Carol Phillips

Carol Phillips

B.E.S., B.Arch., OAA (BCDS), AAA, AIBC, NSAA, FRAIC, LEED AP, SCUP

Partner

carol@mtarch.com
416 925 4484 x129

Carol Phillips is a design leader and Partner at Moriyama Teshima Architects. For 15 years she has lead some of the firm’s most valued civic, cultural and educational buildings. She brings a passionate drive for gracefully powerful architectural solutions developed over 30 years of working across Canada and abroad. Carol immediately distinguished herself at MTA with her first completed project, the beautiful award-winning Multi-Faith Centre at the University of Toronto. This centre continues to serve diverse communities with grace, accommodating inclusivity and intercultural understanding – underlying principles that inform all of Carol’s projects.

Carol’s civic projects include Surrey City Hall and Plaza, the Guelph Civic Administration Complex, and Ottawa’s new Parliament Hill Visitor Welcome Centre. Her portfolio also includes notable Toronto projects such as the Toronto Reference Library Revitalization, Goldring Student Centre at University of Toronto, and the Toronto Metropolitan University Centre for Urban Innovation. Carol is currently Partner in Charge of our most sustainably ambitious mass timber projects, George Brown College’s Limberlost Place (Previously: The Arbour) in partnership with Acton Ostry Architects and the Headquarters for the Ontario Secondary School Teachers Federation.

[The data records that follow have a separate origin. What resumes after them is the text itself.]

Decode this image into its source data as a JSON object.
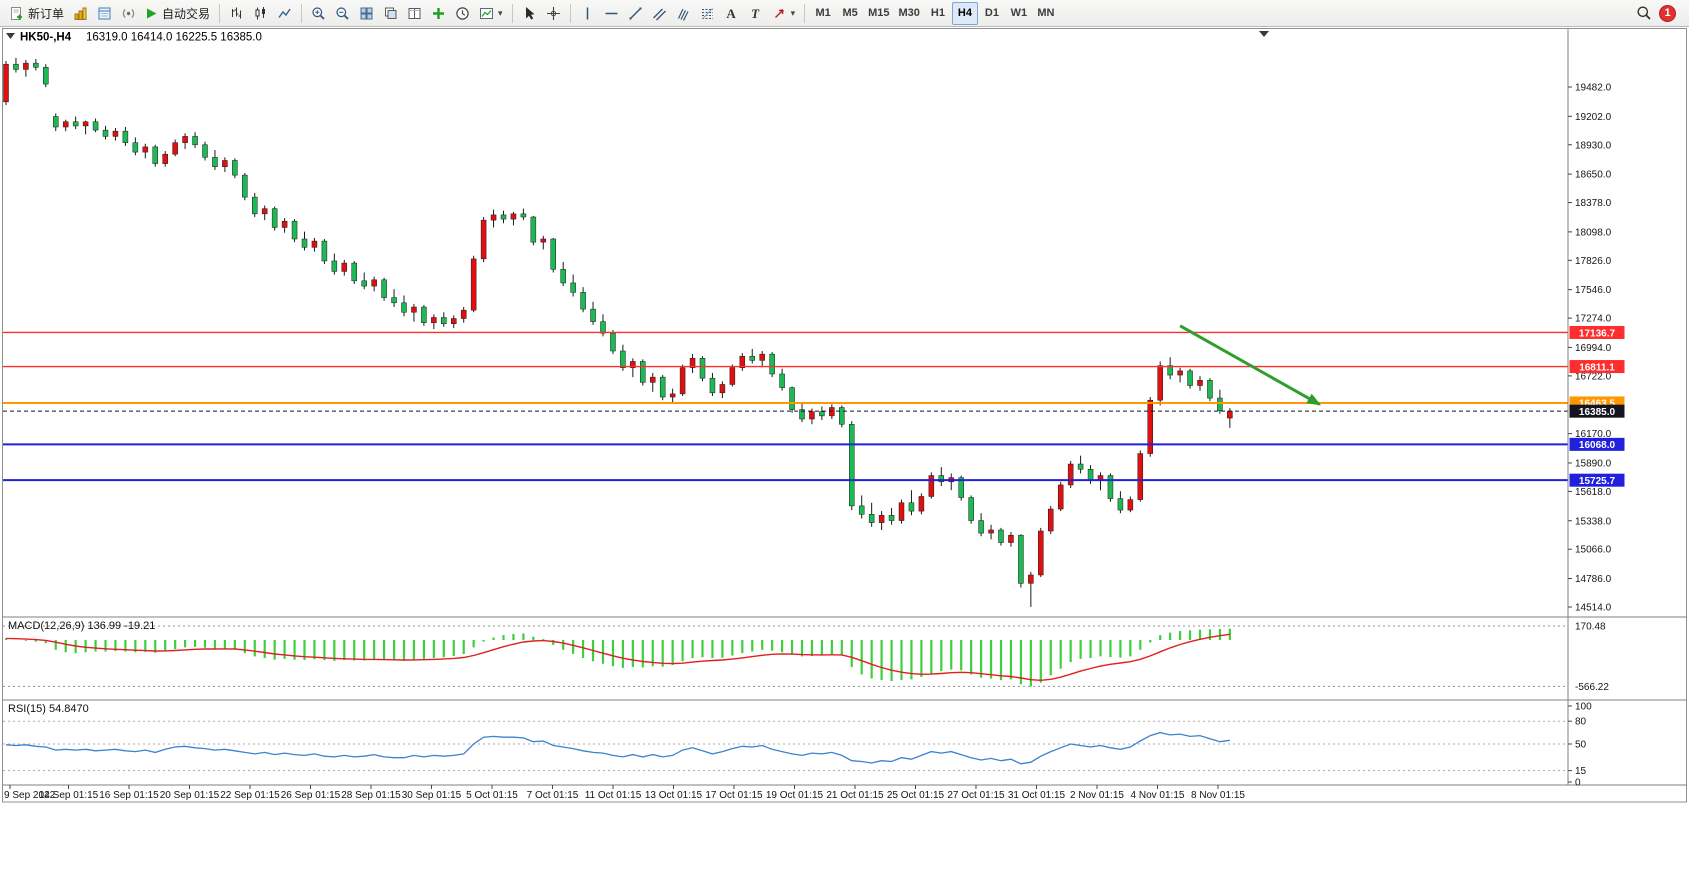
{
  "toolbar": {
    "new_order_label": "新订单",
    "auto_trading_label": "自动交易",
    "text_tool_label": "A",
    "label_tool_label": "T",
    "timeframes": [
      "M1",
      "M5",
      "M15",
      "M30",
      "H1",
      "H4",
      "D1",
      "W1",
      "MN"
    ],
    "active_timeframe": "H4",
    "notification_badge": "1"
  },
  "icons": {
    "caret_down": "▾"
  },
  "chart": {
    "symbol_period": "HK50-,H4",
    "ohlc": "16319.0 16414.0 16225.5 16385.0",
    "macd_label": "MACD(12,26,9) 136.99 -19.21",
    "rsi_label": "RSI(15) 54.8470"
  },
  "chart_data": {
    "type": "candlestick",
    "symbol": "HK50-",
    "timeframe": "H4",
    "title": "HK50-,H4",
    "grid": false,
    "legend_position": "none",
    "colors": {
      "up": "#e01010",
      "down": "#1db954",
      "wick": "#1a1a1a",
      "macd_bar": "#3ecf3e",
      "macd_signal": "#e02020",
      "rsi": "#3b82d0",
      "level_red": "#ff2e2e",
      "level_orange": "#ff9800",
      "level_blue": "#2020dd",
      "bid_label": "#15151f"
    },
    "y_axis_ticks": [
      19482,
      19202,
      18930,
      18650,
      18378,
      18098,
      17826,
      17546,
      17274,
      16994,
      16722,
      16170,
      15890,
      15618,
      15338,
      15066,
      14786,
      14514
    ],
    "price_lines": [
      {
        "price": 17136.7,
        "label": "17136.7",
        "color": "#ff2e2e",
        "width": 1.4,
        "dashed": false
      },
      {
        "price": 16811.1,
        "label": "16811.1",
        "color": "#ff2e2e",
        "width": 1.4,
        "dashed": false
      },
      {
        "price": 16463.5,
        "label": "16463.5",
        "color": "#ff9800",
        "width": 2,
        "dashed": false
      },
      {
        "price": 16385.0,
        "label": "16385.0",
        "color": "#15151f",
        "width": 1,
        "dashed": true
      },
      {
        "price": 16068.0,
        "label": "16068.0",
        "color": "#2020dd",
        "width": 2,
        "dashed": false
      },
      {
        "price": 15725.7,
        "label": "15725.7",
        "color": "#2020dd",
        "width": 2,
        "dashed": false
      }
    ],
    "candles": [
      [
        19340,
        19730,
        19310,
        19700
      ],
      [
        19700,
        19760,
        19620,
        19650
      ],
      [
        19650,
        19740,
        19580,
        19710
      ],
      [
        19710,
        19750,
        19640,
        19670
      ],
      [
        19670,
        19700,
        19480,
        19510
      ],
      [
        19200,
        19230,
        19060,
        19100
      ],
      [
        19100,
        19170,
        19060,
        19150
      ],
      [
        19150,
        19200,
        19080,
        19110
      ],
      [
        19110,
        19160,
        19030,
        19150
      ],
      [
        19150,
        19180,
        19050,
        19070
      ],
      [
        19070,
        19110,
        18980,
        19010
      ],
      [
        19010,
        19090,
        18970,
        19060
      ],
      [
        19060,
        19100,
        18920,
        18950
      ],
      [
        18950,
        19000,
        18830,
        18860
      ],
      [
        18860,
        18940,
        18800,
        18910
      ],
      [
        18910,
        18930,
        18720,
        18750
      ],
      [
        18750,
        18870,
        18720,
        18840
      ],
      [
        18840,
        18980,
        18820,
        18950
      ],
      [
        18950,
        19040,
        18890,
        19010
      ],
      [
        19010,
        19050,
        18900,
        18930
      ],
      [
        18930,
        18960,
        18780,
        18810
      ],
      [
        18810,
        18880,
        18690,
        18720
      ],
      [
        18720,
        18810,
        18670,
        18780
      ],
      [
        18780,
        18800,
        18610,
        18640
      ],
      [
        18640,
        18660,
        18400,
        18430
      ],
      [
        18430,
        18470,
        18240,
        18270
      ],
      [
        18270,
        18350,
        18210,
        18320
      ],
      [
        18320,
        18340,
        18110,
        18140
      ],
      [
        18140,
        18230,
        18090,
        18200
      ],
      [
        18200,
        18220,
        18000,
        18030
      ],
      [
        18030,
        18100,
        17920,
        17950
      ],
      [
        17950,
        18040,
        17910,
        18010
      ],
      [
        18010,
        18030,
        17790,
        17820
      ],
      [
        17820,
        17890,
        17690,
        17720
      ],
      [
        17720,
        17830,
        17680,
        17800
      ],
      [
        17800,
        17820,
        17600,
        17630
      ],
      [
        17630,
        17710,
        17550,
        17580
      ],
      [
        17580,
        17670,
        17530,
        17640
      ],
      [
        17640,
        17660,
        17440,
        17470
      ],
      [
        17470,
        17550,
        17380,
        17420
      ],
      [
        17420,
        17490,
        17290,
        17330
      ],
      [
        17330,
        17410,
        17240,
        17380
      ],
      [
        17380,
        17400,
        17200,
        17230
      ],
      [
        17230,
        17310,
        17170,
        17280
      ],
      [
        17280,
        17330,
        17190,
        17220
      ],
      [
        17220,
        17300,
        17180,
        17270
      ],
      [
        17270,
        17380,
        17230,
        17350
      ],
      [
        17350,
        17870,
        17330,
        17840
      ],
      [
        17840,
        18240,
        17810,
        18210
      ],
      [
        18210,
        18310,
        18140,
        18260
      ],
      [
        18260,
        18300,
        18180,
        18220
      ],
      [
        18220,
        18290,
        18160,
        18270
      ],
      [
        18270,
        18320,
        18210,
        18240
      ],
      [
        18240,
        18250,
        17970,
        18000
      ],
      [
        18000,
        18060,
        17930,
        18030
      ],
      [
        18030,
        18040,
        17710,
        17740
      ],
      [
        17740,
        17810,
        17580,
        17610
      ],
      [
        17610,
        17690,
        17480,
        17520
      ],
      [
        17520,
        17570,
        17330,
        17360
      ],
      [
        17360,
        17430,
        17210,
        17240
      ],
      [
        17240,
        17310,
        17100,
        17130
      ],
      [
        17130,
        17160,
        16930,
        16960
      ],
      [
        16960,
        17020,
        16770,
        16800
      ],
      [
        16800,
        16890,
        16710,
        16860
      ],
      [
        16860,
        16880,
        16630,
        16660
      ],
      [
        16660,
        16750,
        16570,
        16710
      ],
      [
        16710,
        16730,
        16490,
        16520
      ],
      [
        16520,
        16600,
        16460,
        16550
      ],
      [
        16550,
        16830,
        16530,
        16800
      ],
      [
        16800,
        16930,
        16750,
        16890
      ],
      [
        16890,
        16910,
        16670,
        16700
      ],
      [
        16700,
        16750,
        16530,
        16560
      ],
      [
        16560,
        16670,
        16510,
        16640
      ],
      [
        16640,
        16830,
        16620,
        16800
      ],
      [
        16800,
        16940,
        16770,
        16910
      ],
      [
        16910,
        16980,
        16840,
        16870
      ],
      [
        16870,
        16960,
        16810,
        16930
      ],
      [
        16930,
        16950,
        16710,
        16740
      ],
      [
        16740,
        16790,
        16580,
        16610
      ],
      [
        16610,
        16620,
        16370,
        16400
      ],
      [
        16400,
        16460,
        16280,
        16310
      ],
      [
        16310,
        16410,
        16260,
        16380
      ],
      [
        16380,
        16430,
        16300,
        16340
      ],
      [
        16340,
        16450,
        16310,
        16420
      ],
      [
        16420,
        16440,
        16230,
        16260
      ],
      [
        16260,
        16290,
        15440,
        15480
      ],
      [
        15480,
        15580,
        15360,
        15400
      ],
      [
        15400,
        15510,
        15280,
        15320
      ],
      [
        15320,
        15430,
        15250,
        15390
      ],
      [
        15390,
        15460,
        15300,
        15340
      ],
      [
        15340,
        15540,
        15310,
        15510
      ],
      [
        15510,
        15630,
        15390,
        15430
      ],
      [
        15430,
        15600,
        15400,
        15570
      ],
      [
        15570,
        15800,
        15550,
        15770
      ],
      [
        15770,
        15850,
        15670,
        15710
      ],
      [
        15710,
        15790,
        15630,
        15750
      ],
      [
        15750,
        15770,
        15530,
        15560
      ],
      [
        15560,
        15580,
        15310,
        15340
      ],
      [
        15340,
        15410,
        15190,
        15220
      ],
      [
        15220,
        15300,
        15160,
        15250
      ],
      [
        15250,
        15270,
        15100,
        15130
      ],
      [
        15130,
        15230,
        15090,
        15200
      ],
      [
        15200,
        15210,
        14700,
        14740
      ],
      [
        14740,
        14850,
        14514,
        14820
      ],
      [
        14820,
        15270,
        14800,
        15240
      ],
      [
        15240,
        15480,
        15210,
        15450
      ],
      [
        15450,
        15710,
        15430,
        15680
      ],
      [
        15680,
        15910,
        15650,
        15880
      ],
      [
        15880,
        15960,
        15790,
        15830
      ],
      [
        15830,
        15870,
        15690,
        15720
      ],
      [
        15720,
        15800,
        15630,
        15770
      ],
      [
        15770,
        15790,
        15520,
        15550
      ],
      [
        15550,
        15620,
        15410,
        15440
      ],
      [
        15440,
        15570,
        15420,
        15540
      ],
      [
        15540,
        16010,
        15520,
        15980
      ],
      [
        15980,
        16520,
        15950,
        16490
      ],
      [
        16490,
        16860,
        16440,
        16820
      ],
      [
        16820,
        16900,
        16690,
        16730
      ],
      [
        16730,
        16800,
        16660,
        16770
      ],
      [
        16770,
        16790,
        16600,
        16630
      ],
      [
        16630,
        16720,
        16580,
        16680
      ],
      [
        16680,
        16700,
        16480,
        16510
      ],
      [
        16510,
        16590,
        16360,
        16390
      ],
      [
        16319,
        16414,
        16225.5,
        16385
      ]
    ],
    "macd": {
      "label": "MACD(12,26,9)",
      "main_value": 136.99,
      "signal_value": -19.21,
      "levels": [
        170.48,
        -566.22
      ],
      "signal_period": 9,
      "histogram": [
        20,
        0,
        -10,
        -20,
        -40,
        -120,
        -150,
        -160,
        -150,
        -140,
        -140,
        -135,
        -140,
        -150,
        -145,
        -155,
        -130,
        -110,
        -90,
        -85,
        -95,
        -110,
        -105,
        -115,
        -160,
        -200,
        -220,
        -240,
        -230,
        -240,
        -245,
        -235,
        -245,
        -255,
        -245,
        -250,
        -250,
        -240,
        -245,
        -250,
        -255,
        -240,
        -230,
        -220,
        -210,
        -195,
        -170,
        -90,
        -20,
        30,
        60,
        75,
        80,
        40,
        10,
        -60,
        -120,
        -170,
        -220,
        -260,
        -290,
        -320,
        -340,
        -330,
        -335,
        -320,
        -325,
        -305,
        -260,
        -220,
        -210,
        -220,
        -215,
        -190,
        -160,
        -140,
        -120,
        -130,
        -150,
        -180,
        -200,
        -195,
        -185,
        -175,
        -185,
        -330,
        -420,
        -470,
        -490,
        -500,
        -490,
        -480,
        -450,
        -410,
        -380,
        -360,
        -370,
        -420,
        -460,
        -470,
        -490,
        -480,
        -540,
        -566.22,
        -520,
        -430,
        -350,
        -270,
        -230,
        -220,
        -200,
        -210,
        -215,
        -200,
        -120,
        -30,
        60,
        90,
        110,
        118,
        125,
        130,
        134,
        136.99
      ]
    },
    "rsi": {
      "label": "RSI(15)",
      "value": 54.847,
      "levels": [
        80,
        50,
        15
      ],
      "axis_labels": [
        100,
        80,
        50,
        15,
        0
      ],
      "values": [
        49,
        48,
        49,
        47,
        46,
        42,
        43,
        42,
        43,
        41,
        42,
        43,
        41,
        40,
        42,
        39,
        43,
        46,
        47,
        45,
        44,
        42,
        43,
        41,
        39,
        37,
        39,
        36,
        38,
        36,
        35,
        37,
        34,
        33,
        35,
        33,
        34,
        36,
        33,
        32,
        32,
        35,
        33,
        35,
        34,
        35,
        37,
        50,
        59,
        60,
        59,
        59,
        58,
        53,
        54,
        48,
        46,
        44,
        41,
        39,
        38,
        35,
        33,
        36,
        33,
        36,
        33,
        35,
        42,
        45,
        41,
        37,
        40,
        44,
        47,
        46,
        48,
        43,
        40,
        37,
        35,
        38,
        37,
        39,
        35,
        28,
        27,
        25,
        28,
        27,
        32,
        30,
        35,
        40,
        38,
        40,
        36,
        32,
        29,
        31,
        28,
        30,
        24,
        26,
        34,
        40,
        45,
        50,
        48,
        46,
        48,
        45,
        43,
        46,
        54,
        61,
        65,
        62,
        63,
        60,
        61,
        57,
        53,
        54.85
      ]
    },
    "time_axis": [
      "9 Sep 2022",
      "14 Sep 01:15",
      "16 Sep 01:15",
      "20 Sep 01:15",
      "22 Sep 01:15",
      "26 Sep 01:15",
      "28 Sep 01:15",
      "30 Sep 01:15",
      "5 Oct 01:15",
      "7 Oct 01:15",
      "11 Oct 01:15",
      "13 Oct 01:15",
      "17 Oct 01:15",
      "19 Oct 01:15",
      "21 Oct 01:15",
      "25 Oct 01:15",
      "27 Oct 01:15",
      "31 Oct 01:15",
      "2 Nov 01:15",
      "4 Nov 01:15",
      "8 Nov 01:15"
    ],
    "objects": [
      {
        "type": "trend-arrow",
        "from": {
          "bar": 118,
          "price": 17200
        },
        "to": {
          "bar": 132,
          "price": 16450
        },
        "color": "#2f9e2f"
      }
    ]
  }
}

Known for her exceptional presentation skills and her ability to gain broad support for her projects, Carol is adept at stakeholder engagement and promoting designs in ways that result in wide-scale consensus and public as well as fundraising project support. Projects under Carol’s design leadership have won numerous national and international design excellence awards, including distinctions celebrating innovation, heritage preservation and exceptional sustainability. In the design community, Carol sits on various design review panels which include Toronto Community Housing Corporation, and the City of Markham, as well as two advisory panels, Building Equality in Architecture Toronto (BEAT), and the professional panel on the new architectural engineering program at the University of Waterloo. Her service to the community also extends to education, serving as visiting instructor and external thesis reviewer at several schools of architecture at the graduate level. Additionally, she regularly shares knowledge with the design community in an effort to advance our collective journey to a low carbon future. A Fellow of the Royal Architectural Institute of Canada, her design talent and collaborative skills allow her to set or advance the design vision at any phase of a building project. Applying her exceptional and versatile design leadership to projects of varying building programmes, she reinforces the principles of generous, inspiring spaces that serve their communities.